I am really tired of hearing him bellow "Hey! Little Girl! We don't do that here!" (referring to general jumping, splashing, etc.) One of my kids got water in her mouth and spit it out - not AT anyone or anything. So he blows his whistle and screams at her "We are NOT spitting water today!" So I say to no one in particular, mostly to myself, "But we MIGHT be tomorrow." Some moms nearby chuckled and in a frenzy they all started in "We HATE him...he is SO MEAN....Power trip...asshole..."

I found out he is a full time, year round life guard. He works at an indoor city pool in the winter. I thought at least maybe he was a gym teacher in the off season. Nope. Lifeguard all the way. He is at least 40. Now, there is nothing wrong with choosing this path for your career. However, he obviously hates children.

Today, I realized why he might have chosen this line of work. He hit on my 20 year old group leader. I was standing right there talking to her and he comes up to her, totally macho swagger, set down his rescue tube and interrupts us and says 'i'm sorry but I have just got to tell ya, you have the most gorgeous eyes I have ever seen." She is cute, probably a 6.5-7.0 on the scale, but her eyes are probably not something she gets a lot of comments about. They are very normal eyes. I, also, have very normal eyes. I have only gotten comments about them when someone is trying very hard not to say "you have great boobs." And more suspicious is the fact that her was staring right at her boobs the whole time. Like RIGHT at them. Is this one of those things that dumb guys sit around and figure out together? "Dude, you should tell her she has nice eyes! Chicks dig that."

Onto another topic. Haley hates armpits and is phobic about witnessing other people putting on deodorant. I just learned this recently. Given the amount of time we spend together, we have very little privacy - neither of us shuts the door when we use the bathroom, we change in front of each other without even thinking about it. She recently insisted that I pop a pimple on her back. We also share a lot of products and items. Hair appliances, accessories, food, beverages. Make up in particular - she is always shoving her newest lip products at me...try this, try that. Recently I was at her apartment and grabbed her deoderant and as I removed the cap I said "Can I use this?" only as a formality. She turned her back and goes "Oh god, just do it, but don't tell me and DO NOT do it in front of me." I laughed and said "What? What is the problem?"
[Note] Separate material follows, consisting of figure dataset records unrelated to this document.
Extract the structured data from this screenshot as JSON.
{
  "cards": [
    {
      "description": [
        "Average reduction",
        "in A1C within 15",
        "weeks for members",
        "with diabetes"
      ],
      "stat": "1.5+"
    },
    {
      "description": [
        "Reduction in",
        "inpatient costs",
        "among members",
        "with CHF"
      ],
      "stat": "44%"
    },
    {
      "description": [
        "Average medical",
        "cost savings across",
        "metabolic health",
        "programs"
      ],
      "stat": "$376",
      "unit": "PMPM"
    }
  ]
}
Haley says "Jess, you could shit on my head and i probably wouldn't care, but I CAN NOT handle watching someone rub deodorant on themselves. You are the ONLY person who is ever allowed to use my deodorant, but DO NOT tell me about it when you do. It's just....it's better if i don't know." She goes into this tirade about how disgusting it is to watch people put on deodorant in locker rooms, at the gym, etc. She is seriously grossed out by this.

Earlier that day I had told her that if she really pissed me off, I would take her cell phone/pda thing and throw it in the river. (The girl is OBSESSED with constant text messaging and it is driving me crazy.) So i told her that in addition to throwing her cell phone in the river, i would secretly steal her deodorant, and walk down the street and insist that everyone I encountered put some on. I would film this and then I would return it to her bathroom and wait until she had used it a few times and show her the tape. Upon hearing this she screamed. Then she said "Well, if you ever piss me off, I'll.....I'll....I'll....be late. And i'll bring a spider."

I ask you, who is more vulnerable?

Ok, well, there is one normalish thing that grosses me out. Watching people brush their teeth. Toothpaste and the motion of the toothbrush make me gag, and every morning and evening when I brush, I have to kind of steel myself against the gag reflex. I throw up in the sink a little bit accidentally at least once a week and a sizable amount probably monthly. This sucks especially bad because it is usually toward the end of the brushing, and obviously, if you barf, you have to freaking brush your teeth AGAIN. If I see a commercial that involves people brushing their teeth or using mouthwash, I have to tune it out the same way I do if a movie trailer of a scary movie comes on while i am at home alone.

So that you have it - JEM's kryptonite.